The text has 15 sections containing 173 chapters. The contents are organized into sections, each representing an organ system, an area of the body, or a surgical specialty. Each chapter is devoted to a single procedure. This should allow quick access to complete information. Most of the chapters follow a similar format, thus allowing information to be retrieved as quickly and as efficiently as possible. There are often several acceptable methods to perform a procedure. While alternative techniques are described in many chapters, we have not exhaustively included all alternative techniques. Key information, cautions, and important facts are highlighted throughout the text in bold type.

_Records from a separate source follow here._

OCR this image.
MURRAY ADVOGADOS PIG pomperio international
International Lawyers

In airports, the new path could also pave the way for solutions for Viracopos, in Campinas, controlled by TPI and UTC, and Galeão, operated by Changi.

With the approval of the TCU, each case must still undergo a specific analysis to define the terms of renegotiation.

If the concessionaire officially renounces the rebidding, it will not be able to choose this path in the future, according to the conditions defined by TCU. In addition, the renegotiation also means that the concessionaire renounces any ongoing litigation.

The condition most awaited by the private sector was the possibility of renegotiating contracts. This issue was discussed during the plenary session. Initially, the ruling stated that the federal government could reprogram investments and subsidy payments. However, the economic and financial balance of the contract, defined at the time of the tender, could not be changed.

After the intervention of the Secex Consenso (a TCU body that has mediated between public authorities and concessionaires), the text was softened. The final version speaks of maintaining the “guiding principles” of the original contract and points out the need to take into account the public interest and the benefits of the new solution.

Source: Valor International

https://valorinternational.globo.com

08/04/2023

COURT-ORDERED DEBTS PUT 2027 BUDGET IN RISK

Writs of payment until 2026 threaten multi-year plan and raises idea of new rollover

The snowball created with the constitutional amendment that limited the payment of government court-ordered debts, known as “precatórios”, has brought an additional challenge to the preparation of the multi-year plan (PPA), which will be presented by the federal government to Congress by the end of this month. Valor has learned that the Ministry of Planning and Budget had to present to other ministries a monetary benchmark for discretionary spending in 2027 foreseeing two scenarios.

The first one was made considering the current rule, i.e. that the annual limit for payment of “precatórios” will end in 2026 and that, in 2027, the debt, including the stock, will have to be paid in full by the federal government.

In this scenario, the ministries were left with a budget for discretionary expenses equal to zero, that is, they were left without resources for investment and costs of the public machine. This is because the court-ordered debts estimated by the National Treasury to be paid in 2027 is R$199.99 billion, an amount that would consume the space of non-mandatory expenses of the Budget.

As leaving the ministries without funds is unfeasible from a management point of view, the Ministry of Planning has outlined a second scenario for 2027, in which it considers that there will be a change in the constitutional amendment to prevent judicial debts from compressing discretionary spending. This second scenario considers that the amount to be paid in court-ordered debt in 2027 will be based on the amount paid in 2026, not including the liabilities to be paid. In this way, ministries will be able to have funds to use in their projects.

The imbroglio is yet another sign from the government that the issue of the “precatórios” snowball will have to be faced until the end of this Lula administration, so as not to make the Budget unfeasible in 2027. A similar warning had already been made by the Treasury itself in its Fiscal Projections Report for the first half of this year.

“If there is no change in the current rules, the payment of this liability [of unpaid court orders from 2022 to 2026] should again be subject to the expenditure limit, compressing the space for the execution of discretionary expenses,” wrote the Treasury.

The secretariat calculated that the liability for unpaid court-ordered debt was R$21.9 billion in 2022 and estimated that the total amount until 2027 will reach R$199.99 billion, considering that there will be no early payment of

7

Each chapter, with a few exceptions, follows a standard format. The relevant anatomy and pathophysiology are discussed, followed by the indications and contraindications for the procedure. A list of the necessary equipment is provided. Preparation of the patient—including consent, anesthesia, and analgesia—is addressed. The procedure is then described step by step. Cautions are placed where problems commonly occur. Alternative techniques and helpful hints for each procedure are presented. Aftercare and follow-up are discussed. Any potential complications are described, including the methods to reduce and care for the complications. Finally, a summary contains a review of any critical or important information.

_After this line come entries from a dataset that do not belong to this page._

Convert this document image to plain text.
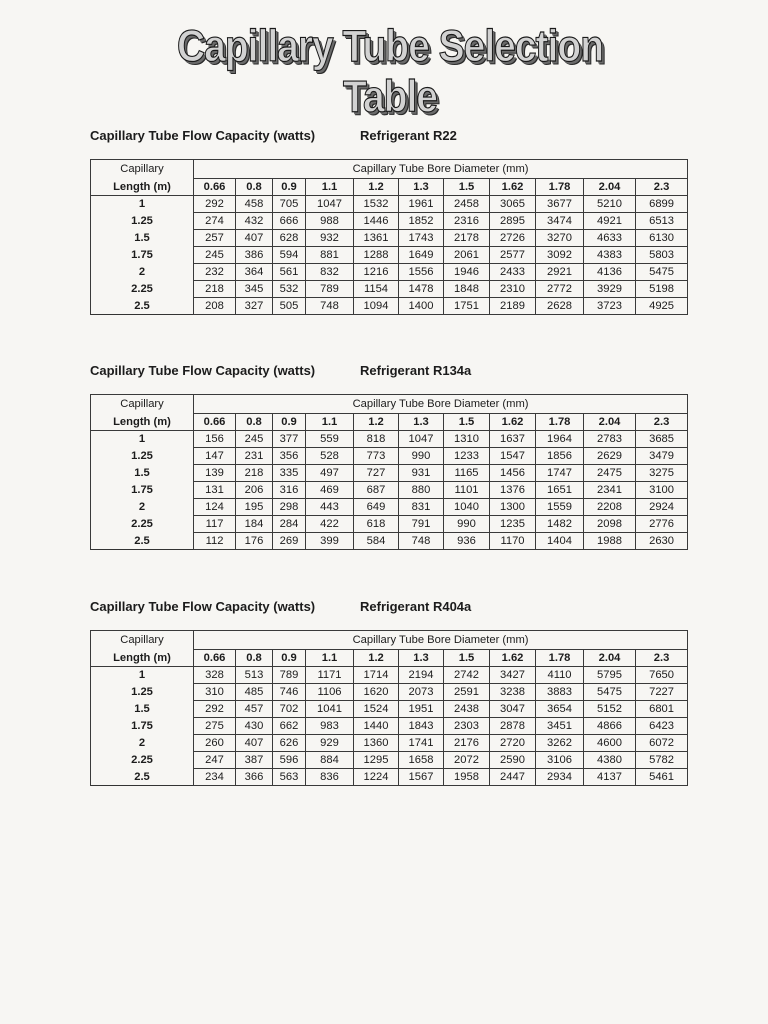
Capillary Tube Selection Table
Capillary Tube Flow Capacity (watts)	Refrigerant R22
Capillary	Capillary Tube Bore Diameter (mm)										
Length (m)	0.66	0.8	0.9	1.1	1.2	1.3	1.5	1.62	1.78	2.04	2.3
1	292	458	705	1047	1532	1961	2458	3065	3677	5210	6899
1.25	274	432	666	988	1446	1852	2316	2895	3474	4921	6513
1.5	257	407	628	932	1361	1743	2178	2726	3270	4633	6130
1.75	245	386	594	881	1288	1649	2061	2577	3092	4383	5803
2	232	364	561	832	1216	1556	1946	2433	2921	4136	5475
2.25	218	345	532	789	1154	1478	1848	2310	2772	3929	5198
2.5	208	327	505	748	1094	1400	1751	2189	2628	3723	4925
Capillary Tube Flow Capacity (watts)	Refrigerant R134a
Capillary	Capillary Tube Bore Diameter (mm)										
Length (m)	0.66	0.8	0.9	1.1	1.2	1.3	1.5	1.62	1.78	2.04	2.3
1	156	245	377	559	818	1047	1310	1637	1964	2783	3685
1.25	147	231	356	528	773	990	1233	1547	1856	2629	3479
1.5	139	218	335	497	727	931	1165	1456	1747	2475	3275
1.75	131	206	316	469	687	880	1101	1376	1651	2341	3100
2	124	195	298	443	649	831	1040	1300	1559	2208	2924
2.25	117	184	284	422	618	791	990	1235	1482	2098	2776
2.5	112	176	269	399	584	748	936	1170	1404	1988	2630
Capillary Tube Flow Capacity (watts)	Refrigerant R404a
Capillary	Capillary Tube Bore Diameter (mm)										
Length (m)	0.66	0.8	0.9	1.1	1.2	1.3	1.5	1.62	1.78	2.04	2.3
1	328	513	789	1171	1714	2194	2742	3427	4110	5795	7650
1.25	310	485	746	1106	1620	2073	2591	3238	3883	5475	7227
1.5	292	457	702	1041	1524	1951	2438	3047	3654	5152	6801
1.75	275	430	662	983	1440	1843	2303	2878	3451	4866	6423
2	260	407	626	929	1360	1741	2176	2720	3262	4600	6072
2.25	247	387	596	884	1295	1658	2072	2590	3106	4380	5782
2.5	234	366	563	836	1224	1567	1958	2447	2934	4137	5461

This book covers a wide variety of procedures. We have made an effort to think of most procedures that may be performed in a rural or urban Emergency Department and have incorporated them into this text. This includes procedures performed routinely or rarely. It also includes procedures that are often performed in the acute care, clinic, and office setting. Some of the procedures in this book may be performed frequently in the daily practice of Emergency Medicine, such as laceration repair or endotracheal intubation. Other procedures, such as cricothyroidotomy, are seldom to rarely performed but critical to the practice of Emergency Medicine. While many of the procedures are well known to the Emergentologist, some are uncommon and may not be so widely known. This gives the reader an opportunity to acquire new information that may be converted, with proper practice and training, into a useful skill. A few of the procedures are performed only by Surgeons. They are included to promote understanding by those who may later see the patients in the Emergency Department and have to provide emergent care for a complication.

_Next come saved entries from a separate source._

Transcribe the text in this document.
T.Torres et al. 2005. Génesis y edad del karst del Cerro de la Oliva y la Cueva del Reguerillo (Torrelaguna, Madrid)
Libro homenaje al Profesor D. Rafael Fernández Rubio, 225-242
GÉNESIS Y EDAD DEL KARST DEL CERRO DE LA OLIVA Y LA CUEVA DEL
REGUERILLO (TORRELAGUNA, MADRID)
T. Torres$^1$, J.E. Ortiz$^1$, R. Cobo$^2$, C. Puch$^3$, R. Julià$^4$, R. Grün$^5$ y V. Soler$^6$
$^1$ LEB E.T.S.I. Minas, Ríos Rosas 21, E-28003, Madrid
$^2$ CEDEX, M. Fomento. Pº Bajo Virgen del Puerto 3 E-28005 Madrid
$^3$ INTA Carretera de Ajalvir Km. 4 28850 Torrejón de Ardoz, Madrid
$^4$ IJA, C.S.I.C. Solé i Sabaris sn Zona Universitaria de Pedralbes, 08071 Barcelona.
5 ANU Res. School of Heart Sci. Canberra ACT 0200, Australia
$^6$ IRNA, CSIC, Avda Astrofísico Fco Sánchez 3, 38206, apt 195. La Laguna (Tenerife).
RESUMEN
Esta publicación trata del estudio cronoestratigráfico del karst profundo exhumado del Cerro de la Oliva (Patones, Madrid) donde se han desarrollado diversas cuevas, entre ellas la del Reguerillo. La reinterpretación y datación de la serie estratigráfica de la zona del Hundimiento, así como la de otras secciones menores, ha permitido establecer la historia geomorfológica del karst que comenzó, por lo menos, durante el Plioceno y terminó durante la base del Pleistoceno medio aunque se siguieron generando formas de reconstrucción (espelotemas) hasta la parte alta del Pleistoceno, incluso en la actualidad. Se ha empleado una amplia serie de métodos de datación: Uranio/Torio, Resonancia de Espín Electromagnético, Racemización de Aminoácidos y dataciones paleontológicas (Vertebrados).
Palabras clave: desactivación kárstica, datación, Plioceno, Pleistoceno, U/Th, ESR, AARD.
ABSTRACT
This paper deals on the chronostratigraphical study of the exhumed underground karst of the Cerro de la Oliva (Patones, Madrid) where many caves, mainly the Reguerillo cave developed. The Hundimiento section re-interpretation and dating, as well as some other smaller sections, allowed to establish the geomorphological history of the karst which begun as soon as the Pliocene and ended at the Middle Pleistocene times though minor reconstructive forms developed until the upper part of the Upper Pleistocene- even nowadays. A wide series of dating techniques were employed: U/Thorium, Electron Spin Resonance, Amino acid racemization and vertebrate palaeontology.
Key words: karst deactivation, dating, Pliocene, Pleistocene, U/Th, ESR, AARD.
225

We have drawn on a wide variety of authors. The majority of authors are residency-trained, board-certified, practicing Emergentologists. We have the honor of having many contributors from outside the field of Emergency Medicine who are experts in their own specialties. Many of them are from Cook County Hospital, including the trauma surgeons. The authors do have biases because of differences in education, experience, and training. We have tried to base all recommendations on sound clinical and scientific data. However, we have not excluded personal experience or preferences when appropriate. In these cases, the authors also present alternative techniques.

Hopefully, this book will grow and change with time. Suggestions from you, the reader, would be most appreciated. Let us know what additional procedures should be included or excluded in future editions.